In this lesson, students will use whole number exponents to denote powers of 10. Using this notation will help students recognize patterns when multiplying and dividing powers of 10. Students can practice describing powers of 10 using the terms: base, exponent, factor, and to the power of. I write these terms on the weekly vocabulary wall. I'm sure to point out that because multiplying 4 by 10 the fifth power is the same as multiplying by five factors of 10, the product is 4 followed by five zeros.
You may wish to extend the concept by providing multiplication expressions and having students write a power of 10, such as 10 x 10 x 10 x 10 x 10= 10 to the fifth power.
Students should be able to describe the multiplication pattern. When a whole number is multiplied by a power of 10, the exponent determines the number of places each digit in the first factor is shifted to the left in the product.Some students may incorrectly think that the number of zeros in the product is the same as the exponent. This is true only if the first factor doesn't contain a 0. Give an example such as 20 x 10 to the first power =200. Students should be very precise in their language.

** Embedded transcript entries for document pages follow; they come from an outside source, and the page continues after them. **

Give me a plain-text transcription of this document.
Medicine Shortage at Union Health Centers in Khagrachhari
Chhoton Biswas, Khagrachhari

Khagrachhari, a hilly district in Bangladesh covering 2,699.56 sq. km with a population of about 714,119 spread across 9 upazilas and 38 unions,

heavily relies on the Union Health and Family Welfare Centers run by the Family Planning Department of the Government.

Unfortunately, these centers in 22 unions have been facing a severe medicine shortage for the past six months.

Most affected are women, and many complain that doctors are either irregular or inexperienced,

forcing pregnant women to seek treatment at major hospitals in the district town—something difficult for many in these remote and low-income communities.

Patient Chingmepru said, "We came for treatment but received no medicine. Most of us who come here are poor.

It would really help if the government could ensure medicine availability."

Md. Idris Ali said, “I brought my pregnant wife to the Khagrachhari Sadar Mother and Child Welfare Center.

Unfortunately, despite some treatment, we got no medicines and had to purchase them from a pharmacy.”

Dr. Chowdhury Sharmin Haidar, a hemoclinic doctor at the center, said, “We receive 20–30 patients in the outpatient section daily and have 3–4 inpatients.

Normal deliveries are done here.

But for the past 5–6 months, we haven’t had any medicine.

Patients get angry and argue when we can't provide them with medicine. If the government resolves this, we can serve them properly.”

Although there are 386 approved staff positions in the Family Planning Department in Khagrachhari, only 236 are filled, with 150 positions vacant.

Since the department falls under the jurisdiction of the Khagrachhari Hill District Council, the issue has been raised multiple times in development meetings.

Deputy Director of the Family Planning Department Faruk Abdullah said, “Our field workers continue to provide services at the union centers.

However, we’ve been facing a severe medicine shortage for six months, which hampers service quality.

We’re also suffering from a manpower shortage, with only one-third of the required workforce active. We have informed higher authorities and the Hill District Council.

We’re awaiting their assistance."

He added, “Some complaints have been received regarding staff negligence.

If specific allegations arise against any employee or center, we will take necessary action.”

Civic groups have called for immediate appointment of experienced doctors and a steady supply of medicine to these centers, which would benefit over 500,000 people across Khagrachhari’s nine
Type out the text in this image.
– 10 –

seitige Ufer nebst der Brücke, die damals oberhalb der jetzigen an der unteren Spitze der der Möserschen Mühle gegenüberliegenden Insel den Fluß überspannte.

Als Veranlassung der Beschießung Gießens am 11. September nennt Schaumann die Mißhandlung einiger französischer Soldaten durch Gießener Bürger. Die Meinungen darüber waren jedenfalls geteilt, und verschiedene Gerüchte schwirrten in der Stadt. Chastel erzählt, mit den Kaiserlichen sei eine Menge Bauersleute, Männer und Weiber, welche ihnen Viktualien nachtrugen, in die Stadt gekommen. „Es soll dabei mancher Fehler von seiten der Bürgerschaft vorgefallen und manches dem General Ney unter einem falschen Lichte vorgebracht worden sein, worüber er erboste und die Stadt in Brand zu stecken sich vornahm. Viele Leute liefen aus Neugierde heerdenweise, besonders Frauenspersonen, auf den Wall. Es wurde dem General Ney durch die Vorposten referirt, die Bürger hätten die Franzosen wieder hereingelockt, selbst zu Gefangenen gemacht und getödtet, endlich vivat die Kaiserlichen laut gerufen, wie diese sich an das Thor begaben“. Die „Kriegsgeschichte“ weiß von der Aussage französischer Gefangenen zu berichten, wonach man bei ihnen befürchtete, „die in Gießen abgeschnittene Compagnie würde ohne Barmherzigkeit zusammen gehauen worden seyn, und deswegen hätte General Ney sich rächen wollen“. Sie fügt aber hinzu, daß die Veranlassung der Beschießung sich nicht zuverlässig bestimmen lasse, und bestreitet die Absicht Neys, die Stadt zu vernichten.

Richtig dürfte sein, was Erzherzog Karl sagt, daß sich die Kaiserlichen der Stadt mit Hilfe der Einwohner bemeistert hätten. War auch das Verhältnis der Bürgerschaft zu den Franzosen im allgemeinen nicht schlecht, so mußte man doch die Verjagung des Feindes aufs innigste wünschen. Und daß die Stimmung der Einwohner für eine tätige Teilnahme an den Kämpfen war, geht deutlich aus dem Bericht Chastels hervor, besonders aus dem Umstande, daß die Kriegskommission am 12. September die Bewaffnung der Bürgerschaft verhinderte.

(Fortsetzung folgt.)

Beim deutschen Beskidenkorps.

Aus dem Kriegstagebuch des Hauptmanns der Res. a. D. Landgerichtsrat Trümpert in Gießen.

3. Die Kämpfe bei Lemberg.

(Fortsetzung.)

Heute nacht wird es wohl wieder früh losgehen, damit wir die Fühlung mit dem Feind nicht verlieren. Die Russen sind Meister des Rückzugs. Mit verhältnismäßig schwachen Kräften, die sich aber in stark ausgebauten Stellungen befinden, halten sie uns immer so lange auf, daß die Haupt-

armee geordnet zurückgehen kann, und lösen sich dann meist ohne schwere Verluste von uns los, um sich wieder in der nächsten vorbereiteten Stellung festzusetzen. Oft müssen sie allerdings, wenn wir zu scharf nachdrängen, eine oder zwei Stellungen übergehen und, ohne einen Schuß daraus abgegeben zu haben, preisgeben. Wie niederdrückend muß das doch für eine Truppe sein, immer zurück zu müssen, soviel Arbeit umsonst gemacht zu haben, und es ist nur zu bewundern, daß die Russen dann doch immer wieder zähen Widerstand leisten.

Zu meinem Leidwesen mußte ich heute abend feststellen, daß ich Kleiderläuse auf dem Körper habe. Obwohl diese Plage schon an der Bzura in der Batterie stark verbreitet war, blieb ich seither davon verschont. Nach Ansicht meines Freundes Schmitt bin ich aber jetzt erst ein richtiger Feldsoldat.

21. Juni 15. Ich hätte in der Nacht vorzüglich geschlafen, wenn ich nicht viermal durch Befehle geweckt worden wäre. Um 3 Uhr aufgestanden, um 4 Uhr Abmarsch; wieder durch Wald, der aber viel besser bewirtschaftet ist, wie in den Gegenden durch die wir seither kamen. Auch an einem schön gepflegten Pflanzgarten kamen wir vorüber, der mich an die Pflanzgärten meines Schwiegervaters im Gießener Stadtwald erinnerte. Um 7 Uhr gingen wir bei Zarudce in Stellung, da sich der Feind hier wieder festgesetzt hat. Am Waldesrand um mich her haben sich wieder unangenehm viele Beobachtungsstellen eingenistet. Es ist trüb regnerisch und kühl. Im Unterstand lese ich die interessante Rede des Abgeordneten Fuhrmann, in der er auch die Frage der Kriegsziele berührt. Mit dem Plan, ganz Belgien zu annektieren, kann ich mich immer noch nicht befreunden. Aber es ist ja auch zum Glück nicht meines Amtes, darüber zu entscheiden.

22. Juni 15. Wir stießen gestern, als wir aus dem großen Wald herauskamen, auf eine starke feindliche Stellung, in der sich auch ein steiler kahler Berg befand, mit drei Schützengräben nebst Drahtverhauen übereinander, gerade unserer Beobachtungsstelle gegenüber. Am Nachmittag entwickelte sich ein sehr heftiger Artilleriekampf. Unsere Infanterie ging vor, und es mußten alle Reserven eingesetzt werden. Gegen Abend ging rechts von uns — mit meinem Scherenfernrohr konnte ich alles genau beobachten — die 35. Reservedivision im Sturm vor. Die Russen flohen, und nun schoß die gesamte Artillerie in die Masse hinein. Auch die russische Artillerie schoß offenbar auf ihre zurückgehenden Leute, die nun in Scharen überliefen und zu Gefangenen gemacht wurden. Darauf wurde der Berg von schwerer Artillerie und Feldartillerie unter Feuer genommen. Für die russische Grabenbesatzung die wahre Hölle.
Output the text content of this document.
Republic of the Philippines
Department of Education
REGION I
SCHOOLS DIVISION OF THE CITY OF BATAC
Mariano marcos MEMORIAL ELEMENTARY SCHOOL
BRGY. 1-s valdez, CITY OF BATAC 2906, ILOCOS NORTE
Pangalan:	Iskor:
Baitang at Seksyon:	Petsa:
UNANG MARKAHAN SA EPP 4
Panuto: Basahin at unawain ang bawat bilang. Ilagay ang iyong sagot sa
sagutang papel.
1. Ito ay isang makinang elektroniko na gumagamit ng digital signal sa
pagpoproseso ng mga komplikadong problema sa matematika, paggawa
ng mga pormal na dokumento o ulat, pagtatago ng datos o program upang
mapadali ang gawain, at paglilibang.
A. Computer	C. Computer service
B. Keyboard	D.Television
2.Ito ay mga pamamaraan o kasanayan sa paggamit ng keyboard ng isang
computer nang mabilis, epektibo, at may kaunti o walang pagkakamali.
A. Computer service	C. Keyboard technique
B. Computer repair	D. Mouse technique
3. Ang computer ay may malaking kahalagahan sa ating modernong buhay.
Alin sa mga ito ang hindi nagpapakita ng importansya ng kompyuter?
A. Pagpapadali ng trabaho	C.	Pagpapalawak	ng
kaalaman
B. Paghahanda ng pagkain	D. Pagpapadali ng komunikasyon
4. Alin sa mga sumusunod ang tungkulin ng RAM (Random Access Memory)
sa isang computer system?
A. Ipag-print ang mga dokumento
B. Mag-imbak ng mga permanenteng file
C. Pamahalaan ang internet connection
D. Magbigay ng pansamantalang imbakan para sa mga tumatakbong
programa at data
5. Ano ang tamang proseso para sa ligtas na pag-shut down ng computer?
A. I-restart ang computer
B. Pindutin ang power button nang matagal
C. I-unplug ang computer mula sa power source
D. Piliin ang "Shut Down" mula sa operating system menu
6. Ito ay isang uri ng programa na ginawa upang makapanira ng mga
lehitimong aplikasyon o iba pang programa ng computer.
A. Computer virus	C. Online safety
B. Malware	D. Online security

Students should be able to describe the division pattern as well. When a whole number is divided by a power of 10, the exponent determines the number of places each digit in the first factor is shifted to the right in the quotient. If students have trouble understanding how the digits shift when a number is divided by a power of 10, use larger whole numbers, such as 370 or 3,700 as the dividends.
This presentation will help students extend what they know about multiplying and dividing whole numbers by powers of 10 to multiplying and dividing decimals by powers of 10. Be sure that students understand the placement of decimal points in whole numbers. For example, 7 can be written as 7.0 without changing its value.
I provide my students with an array of seven different types of relatively simple problems, including one word problem. I use numbers 1, 2, and 3 for a Think-Pair-Share with table partners. For #3, students construct viable arguments and critique the reasoning of others. More specifically, students construct an argument based on place value patterns.
For #4, I encourage students to look at the nonzero digit in the known factor and in the product, and then determine how many places that digit shifts. This shows students which power of 10 is the unknown factor.
For #5, I encourage students to look at the nonzero digit in the dividend and in the quotient and then determine how many places that digit shifts. This will tell them which power of 10 is the divisor.
For #6, some students will benefit by rewriting 30.05 as 30.050, so that both numbers have the same numbers understand that you can write a zero to the right of the last digit in a decimal number without changing the value.
Using cold calling, pairs of students explain their thinking for the Think-Pair-Share in #3. I use individual cold calling to review the answers for the rest of the problems.